CICIDS2017-DOS (MB)
Description
CICIDS2017-DOS (MB) represents the moderately balanced version of the DoS-specific subset derived from the CICIDS2017 dataset. This version maintains all six traffic categories found in the PB dataset, including benign traffic and the five DoS attack types: DDoS, DoS GoldenEye, DoS Hulk, DoS Slowloris, and DoS SlowHTTPTest. Unlike the perfectly balanced distribution in the PB dataset, the MB dataset follows the default behaviour of the TUNE sampling framework, where majority classes are reduced to approximately twice the median class size, while minority classes are moderately increased only when needed. This produces a structured but naturally uneven distribution where attack categories remain present in meaningful proportions without full equalization. All preprocessing steps used in constructing the PB dataset were also applied here, including feature reduction, cleaning, and converting categorical attributes to numeric format.

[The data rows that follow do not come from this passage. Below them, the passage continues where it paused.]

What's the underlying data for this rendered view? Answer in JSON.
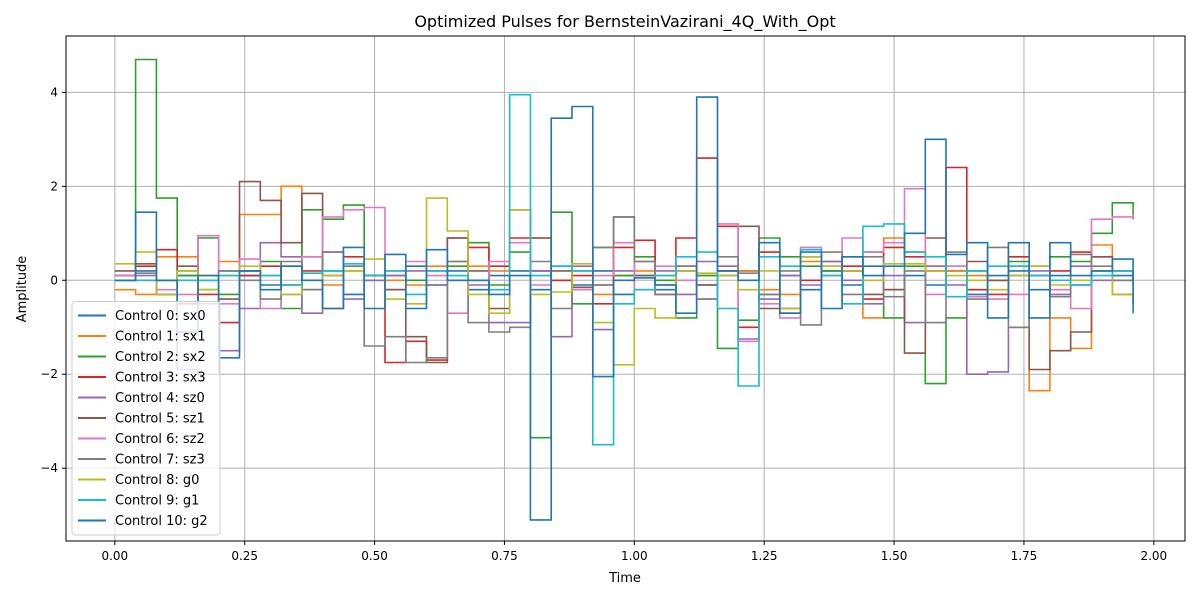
{
  "chart_data": {
    "type": "line",
    "step": true,
    "title": "Optimized Pulses for BernsteinVazirani_4Q_With_Opt",
    "xlabel": "Time",
    "ylabel": "Amplitude",
    "xlim": [
      -0.094,
      2.06
    ],
    "ylim": [
      -5.55,
      5.2
    ],
    "xticks": [
      0.0,
      0.25,
      0.5,
      0.75,
      1.0,
      1.25,
      1.5,
      1.75,
      2.0
    ],
    "xtick_labels": [
      "0.00",
      "0.25",
      "0.50",
      "0.75",
      "1.00",
      "1.25",
      "1.50",
      "1.75",
      "2.00"
    ],
    "yticks": [
      -4,
      -2,
      0,
      2,
      4
    ],
    "ytick_labels": [
      "−4",
      "−2",
      "0",
      "2",
      "4"
    ],
    "grid": true,
    "legend_position": "lower-left",
    "x": [
      0.0,
      0.04,
      0.08,
      0.12,
      0.16,
      0.2,
      0.24,
      0.28,
      0.32,
      0.36,
      0.4,
      0.44,
      0.48,
      0.52,
      0.56,
      0.6,
      0.64,
      0.68,
      0.72,
      0.76,
      0.8,
      0.84,
      0.88,
      0.92,
      0.96,
      1.0,
      1.04,
      1.08,
      1.12,
      1.16,
      1.2,
      1.24,
      1.28,
      1.32,
      1.36,
      1.4,
      1.44,
      1.48,
      1.52,
      1.56,
      1.6,
      1.64,
      1.68,
      1.72,
      1.76,
      1.8,
      1.84,
      1.88,
      1.92,
      1.96
    ],
    "series": [
      {
        "name": "Control 0: sx0",
        "color": "#1f77b4",
        "values": [
          0.1,
          0.2,
          -0.3,
          0.1,
          -0.2,
          0.2,
          0.1,
          -0.1,
          0.3,
          -0.2,
          0.2,
          -0.3,
          0.1,
          -0.2,
          0.3,
          -0.1,
          0.2,
          -0.2,
          0.1,
          0.2,
          -0.2,
          0.3,
          -0.1,
          0.2,
          -0.3,
          0.1,
          -0.2,
          0.2,
          -0.1,
          0.1,
          0.2,
          -0.3,
          0.1,
          -0.2,
          0.2,
          -0.1,
          0.3,
          -0.2,
          0.1,
          -0.1,
          0.2,
          -0.3,
          0.1,
          0.2,
          -0.2,
          0.1,
          -0.1,
          0.2,
          0.1,
          -0.1
        ]
      },
      {
        "name": "Control 1: sx1",
        "color": "#ff7f0e",
        "values": [
          -0.2,
          -0.3,
          0.5,
          0.5,
          0.1,
          0.4,
          1.4,
          1.4,
          2.0,
          0.5,
          -0.1,
          0.2,
          0.1,
          0.0,
          -0.1,
          0.3,
          0.4,
          0.3,
          0.2,
          1.5,
          0.9,
          0.0,
          -0.2,
          -0.3,
          0.1,
          0.2,
          0.1,
          0.3,
          0.1,
          0.2,
          0.2,
          -0.2,
          -0.3,
          0.4,
          0.1,
          0.2,
          -0.8,
          0.9,
          0.6,
          0.3,
          0.2,
          0.1,
          0.0,
          0.3,
          -2.35,
          -0.8,
          -1.45,
          0.75,
          0.2,
          -0.1
        ]
      },
      {
        "name": "Control 2: sx2",
        "color": "#2ca02c",
        "values": [
          0.0,
          4.7,
          1.75,
          0.1,
          0.9,
          -0.3,
          0.2,
          0.4,
          -0.6,
          1.5,
          1.3,
          1.6,
          0.0,
          0.1,
          0.0,
          0.2,
          0.3,
          0.8,
          -0.1,
          0.6,
          -3.35,
          1.45,
          -0.5,
          0.7,
          0.1,
          0.5,
          0.0,
          -0.8,
          0.1,
          -1.45,
          -0.85,
          0.9,
          0.5,
          0.3,
          0.2,
          0.5,
          0.6,
          -0.8,
          0.3,
          -2.2,
          -0.8,
          0.2,
          0.0,
          0.4,
          0.3,
          0.5,
          0.4,
          1.0,
          1.65,
          1.3
        ]
      },
      {
        "name": "Control 3: sx3",
        "color": "#d62728",
        "values": [
          0.1,
          0.3,
          0.65,
          -0.5,
          -0.3,
          -0.9,
          0.1,
          0.3,
          -0.1,
          0.2,
          -0.6,
          0.5,
          0.1,
          -1.75,
          -1.3,
          -1.7,
          0.9,
          0.7,
          0.3,
          0.9,
          0.2,
          0.0,
          0.1,
          -0.5,
          0.7,
          0.85,
          -0.3,
          0.9,
          2.6,
          1.15,
          -1.0,
          0.6,
          -0.6,
          0.0,
          0.4,
          0.3,
          -0.4,
          0.7,
          0.5,
          0.2,
          2.4,
          -0.2,
          -0.3,
          0.5,
          0.1,
          0.2,
          0.6,
          0.5,
          0.0,
          0.1
        ]
      },
      {
        "name": "Control 4: sz0",
        "color": "#9467bd",
        "values": [
          0.0,
          0.1,
          -0.3,
          -1.9,
          -2.0,
          -1.5,
          -0.6,
          0.8,
          0.5,
          -0.7,
          0.6,
          -0.4,
          0.0,
          0.1,
          0.2,
          -0.1,
          0.0,
          -0.1,
          -0.9,
          -0.9,
          0.2,
          -1.2,
          0.3,
          -1.05,
          0.2,
          0.4,
          0.2,
          -0.3,
          0.4,
          0.3,
          -1.25,
          -0.4,
          0.1,
          -0.1,
          0.4,
          0.0,
          -0.5,
          0.1,
          -0.9,
          0.3,
          -0.1,
          -2.0,
          -1.95,
          -1.0,
          0.2,
          -0.3,
          0.3,
          0.0,
          0.2,
          0.0
        ]
      },
      {
        "name": "Control 5: sz1",
        "color": "#8c564b",
        "values": [
          0.2,
          0.35,
          0.0,
          0.3,
          0.0,
          -0.4,
          2.1,
          1.7,
          0.8,
          1.85,
          0.1,
          0.3,
          0.1,
          -0.2,
          -1.2,
          -1.75,
          0.9,
          0.2,
          -0.6,
          1.5,
          0.9,
          0.2,
          -0.15,
          -0.1,
          1.35,
          0.1,
          -0.1,
          0.3,
          -0.1,
          0.2,
          1.15,
          -0.6,
          -0.7,
          0.5,
          0.3,
          0.2,
          -0.3,
          -0.2,
          -1.55,
          0.9,
          0.3,
          0.4,
          0.0,
          0.1,
          -1.9,
          -1.5,
          -1.1,
          0.5,
          -0.3,
          -0.5
        ]
      },
      {
        "name": "Control 6: sz2",
        "color": "#e377c2",
        "values": [
          0.1,
          0.0,
          -0.2,
          -0.3,
          0.95,
          -0.5,
          0.45,
          -0.6,
          -0.3,
          0.5,
          1.35,
          1.5,
          1.55,
          0.2,
          0.4,
          0.1,
          -0.7,
          0.0,
          0.4,
          0.8,
          -0.1,
          0.3,
          -0.2,
          0.1,
          0.8,
          -0.2,
          0.3,
          0.0,
          -0.4,
          1.2,
          -1.3,
          -0.5,
          -0.8,
          0.7,
          0.1,
          0.9,
          0.6,
          0.8,
          1.95,
          -0.3,
          0.3,
          -0.35,
          -0.4,
          -0.3,
          0.1,
          -0.2,
          -0.6,
          1.3,
          1.35,
          1.4
        ]
      },
      {
        "name": "Control 7: sz3",
        "color": "#7f7f7f",
        "values": [
          0.0,
          0.15,
          0.0,
          0.2,
          -0.5,
          0.2,
          0.0,
          -0.4,
          0.4,
          -0.2,
          0.6,
          0.3,
          -1.4,
          -1.2,
          -1.75,
          -1.65,
          0.4,
          -0.9,
          -1.1,
          -1.0,
          0.4,
          -0.6,
          0.2,
          0.7,
          1.35,
          0.4,
          -0.3,
          0.3,
          -0.4,
          0.5,
          0.15,
          -0.3,
          0.2,
          -0.95,
          0.6,
          -0.3,
          0.5,
          -0.35,
          0.2,
          -0.9,
          0.6,
          -0.4,
          0.7,
          -1.0,
          0.1,
          -0.35,
          0.55,
          0.3,
          0.0,
          0.1
        ]
      },
      {
        "name": "Control 8: g0",
        "color": "#bcbd22",
        "values": [
          0.35,
          0.6,
          -0.3,
          0.2,
          -0.2,
          0.1,
          0.3,
          0.1,
          -0.3,
          0.0,
          0.1,
          0.2,
          0.45,
          -0.4,
          -0.5,
          1.75,
          1.05,
          -0.3,
          -0.7,
          1.5,
          -0.3,
          -0.25,
          0.35,
          -0.9,
          -1.8,
          -0.6,
          -0.8,
          0.2,
          0.15,
          0.1,
          -0.2,
          0.2,
          -0.6,
          0.5,
          0.3,
          0.2,
          0.0,
          0.35,
          0.35,
          0.2,
          0.1,
          0.0,
          -0.2,
          0.1,
          0.3,
          -0.1,
          0.0,
          0.2,
          -0.3,
          0.0
        ]
      },
      {
        "name": "Control 9: g1",
        "color": "#17becf",
        "values": [
          0.0,
          0.0,
          0.0,
          0.0,
          0.0,
          0.1,
          0.2,
          0.1,
          -0.1,
          0.15,
          0.2,
          0.35,
          0.1,
          0.2,
          -0.3,
          0.2,
          0.1,
          0.0,
          -0.2,
          3.95,
          0.1,
          0.3,
          0.2,
          -3.5,
          -0.5,
          -0.2,
          0.1,
          0.5,
          0.6,
          -0.6,
          -2.25,
          0.5,
          0.3,
          0.65,
          0.1,
          -0.5,
          1.15,
          1.2,
          0.6,
          0.5,
          -0.35,
          0.2,
          0.3,
          0.3,
          0.1,
          0.0,
          -0.1,
          0.1,
          0.2,
          0.1
        ]
      },
      {
        "name": "Control 10: g2",
        "color": "#1f77b4",
        "values": [
          0.0,
          1.45,
          0.0,
          -1.1,
          0.1,
          -1.65,
          0.2,
          -0.2,
          0.3,
          0.0,
          -0.6,
          0.7,
          -0.6,
          0.55,
          -0.6,
          0.65,
          0.0,
          0.0,
          -0.3,
          0.1,
          -5.1,
          3.45,
          3.7,
          -2.05,
          0.0,
          0.05,
          -0.1,
          -0.7,
          3.9,
          0.2,
          0.0,
          0.8,
          -0.7,
          0.6,
          -0.6,
          0.5,
          0.1,
          0.3,
          1.0,
          3.0,
          0.55,
          0.8,
          -0.8,
          0.8,
          -0.8,
          0.8,
          0.1,
          0.2,
          0.45,
          -0.7
        ]
      }
    ]
  }
}
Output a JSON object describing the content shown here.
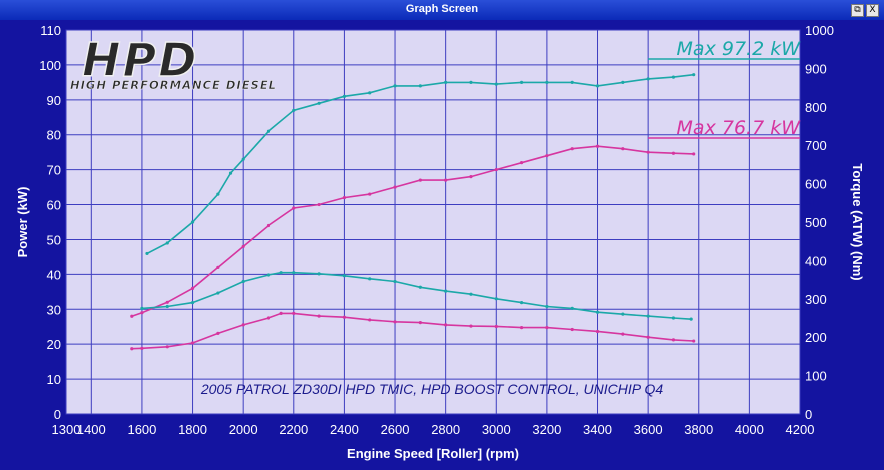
{
  "window": {
    "title": "Graph Screen",
    "restore_glyph": "⧉",
    "close_glyph": "X"
  },
  "logo": {
    "text": "HPD",
    "tagline": "HIGH PERFORMANCE DIESEL"
  },
  "colors": {
    "plot_bg": "#dcd8f4",
    "frame_bg": "#1414a0",
    "grid": "#3d3dc0",
    "kw_series": "#1ba8a8",
    "nm_series": "#d6359f",
    "axis_text": "#ffffff",
    "annotation_text": "#1a1a8c"
  },
  "chart_data": {
    "type": "line",
    "xlabel": "Engine Speed [Roller] (rpm)",
    "ylabel": "Power (kW)",
    "y2label": "Torque (ATW) (Nm)",
    "xlim": [
      1300,
      4200
    ],
    "ylim": [
      0,
      110
    ],
    "y2lim": [
      0,
      1000
    ],
    "x_ticks": [
      1300,
      1400,
      1600,
      1800,
      2000,
      2200,
      2400,
      2600,
      2800,
      3000,
      3200,
      3400,
      3600,
      3800,
      4000,
      4200
    ],
    "y_ticks": [
      0,
      10,
      20,
      30,
      40,
      50,
      60,
      70,
      80,
      90,
      100,
      110
    ],
    "y2_ticks": [
      0,
      100,
      200,
      300,
      400,
      500,
      600,
      700,
      800,
      900,
      1000
    ],
    "grid": true,
    "annotations": {
      "max_1": "Max 97.2 kW",
      "max_2": "Max 76.7 kW",
      "caption": "2005 PATROL ZD30DI HPD TMIC, HPD BOOST CONTROL, UNICHIP Q4"
    },
    "series": [
      {
        "axis": "left",
        "color": "#1ba8a8",
        "x": [
          1620,
          1700,
          1800,
          1900,
          1950,
          2000,
          2100,
          2200,
          2300,
          2400,
          2500,
          2600,
          2700,
          2800,
          2900,
          3000,
          3100,
          3200,
          3300,
          3400,
          3500,
          3600,
          3700,
          3780
        ],
        "y": [
          46,
          49,
          55,
          63,
          69,
          73,
          81,
          87,
          89,
          91,
          92,
          94,
          94,
          95,
          95,
          94.5,
          95,
          95,
          95,
          94,
          95,
          96,
          96.5,
          97.2
        ]
      },
      {
        "axis": "left",
        "color": "#d6359f",
        "x": [
          1560,
          1600,
          1700,
          1800,
          1900,
          2000,
          2100,
          2200,
          2300,
          2400,
          2500,
          2600,
          2700,
          2800,
          2900,
          3000,
          3100,
          3200,
          3300,
          3400,
          3500,
          3600,
          3700,
          3780
        ],
        "y": [
          28,
          29,
          32,
          36,
          42,
          48,
          54,
          59,
          60,
          62,
          63,
          65,
          67,
          67,
          68,
          70,
          72,
          74,
          76,
          76.7,
          76,
          75,
          74.7,
          74.5
        ]
      },
      {
        "axis": "right",
        "color": "#1ba8a8",
        "x": [
          1600,
          1700,
          1800,
          1900,
          2000,
          2100,
          2150,
          2200,
          2300,
          2400,
          2500,
          2600,
          2700,
          2800,
          2900,
          3000,
          3100,
          3200,
          3300,
          3400,
          3500,
          3600,
          3700,
          3770
        ],
        "y": [
          275,
          280,
          290,
          315,
          345,
          362,
          368,
          368,
          365,
          360,
          352,
          345,
          330,
          320,
          312,
          300,
          290,
          280,
          275,
          265,
          260,
          255,
          250,
          247
        ]
      },
      {
        "axis": "right",
        "color": "#d6359f",
        "x": [
          1560,
          1600,
          1700,
          1800,
          1900,
          2000,
          2100,
          2150,
          2200,
          2300,
          2400,
          2500,
          2600,
          2700,
          2800,
          2900,
          3000,
          3100,
          3200,
          3300,
          3400,
          3500,
          3600,
          3700,
          3780
        ],
        "y": [
          170,
          171,
          175,
          185,
          210,
          232,
          250,
          262,
          262,
          255,
          252,
          245,
          240,
          238,
          232,
          229,
          228,
          225,
          225,
          220,
          215,
          208,
          200,
          193,
          190
        ]
      }
    ]
  }
}
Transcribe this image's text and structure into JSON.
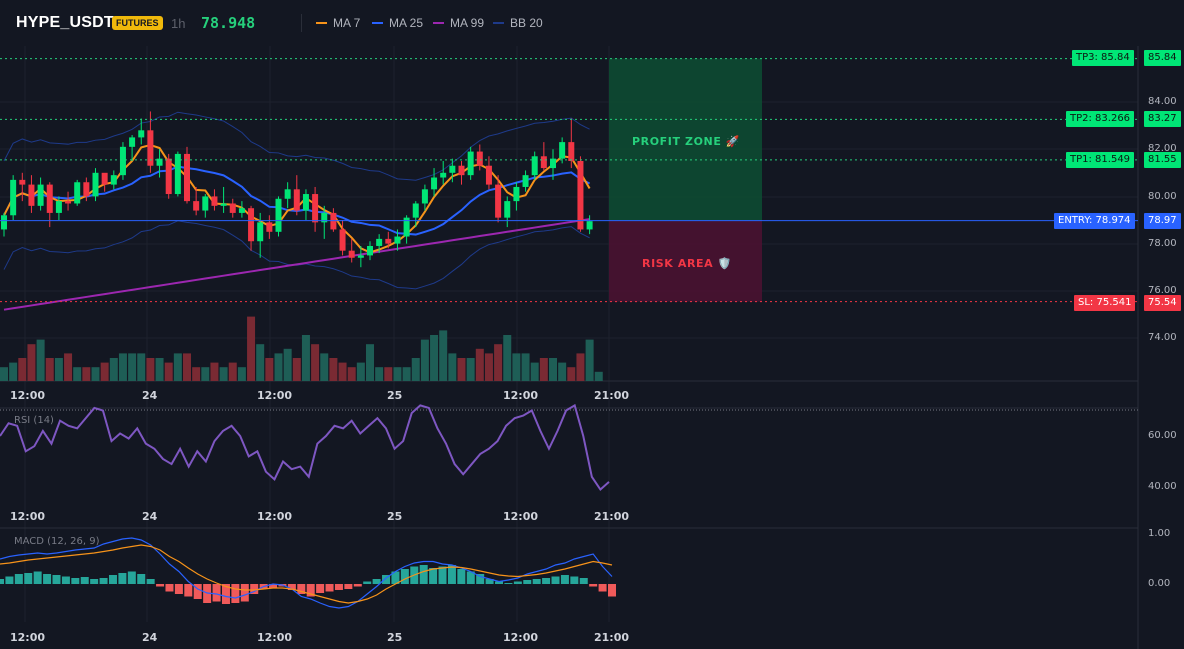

The resulting dataset provides a controlled yet realistic level of imbalance suitable for evaluating model robustness to non-uniform class distributions and for exploring sampling-aware training approaches in intrusion detection research. Cite Panigrahi, R., & Borah, S. (2018). A detailed analysis of CICIDS2017 dataset for designing Intrusion Detection Systems. International Journal of Engineering & Technology, 7(3.24), 479-482. Iman Sharafaldin, Arash Habibi Lashkari, and Ali A. Ghorbani, “Toward Generating a New Intrusion Detection Dataset and Intrusion Traffic Characterization”, 4th International Conference on Information Systems Security and Privacy (ICISSP), Portugal, January 2018.
Files
Steps to reproduce
Input: CICIDS2017 raw dataset files Output: CICIDS2017-DOS (MB) moderately balanced dataset Step 1: Merge all day-wise CICIDS2017 files into one dataset. Step 2: Remove records with missing labels, NULL values, or infinite values. Step 3: Filter the dataset to retain only the following classes: {Benign, DDoS, DoS Hulk, DoS GoldenEye, DoS Slowloris, DoS SlowHTTPTest} Step 4: Remove non-informative and redundant attributes. Step 5: Convert categorical fields: a) Convert IP addresses to integer format. b) Convert timestamp to milliseconds since epoch. Step 6: Apply TUNE Sampling Framework: 6.1 Compute sample count for each class. 6.2 Calculate median class size. 6.3 Perform aggressive undersampling if size > 2 × median. 6.4 Perform moderate oversampling if size < 0.5 × median. 6.5 Keep classes unchanged if close to median. Step 7 Use DEFAULT TUNE target size: Majority class is set to approximately 2 × median size, while minority classes remain at TUNE-adjusted values. (No forced equal distribution.) Step 8: Shuffle dataset to remove ordering bias. Step 9: Save output as CICIDS2017-DOS (MB).
Institutions
- Amrita Vishwa Vidyapeetham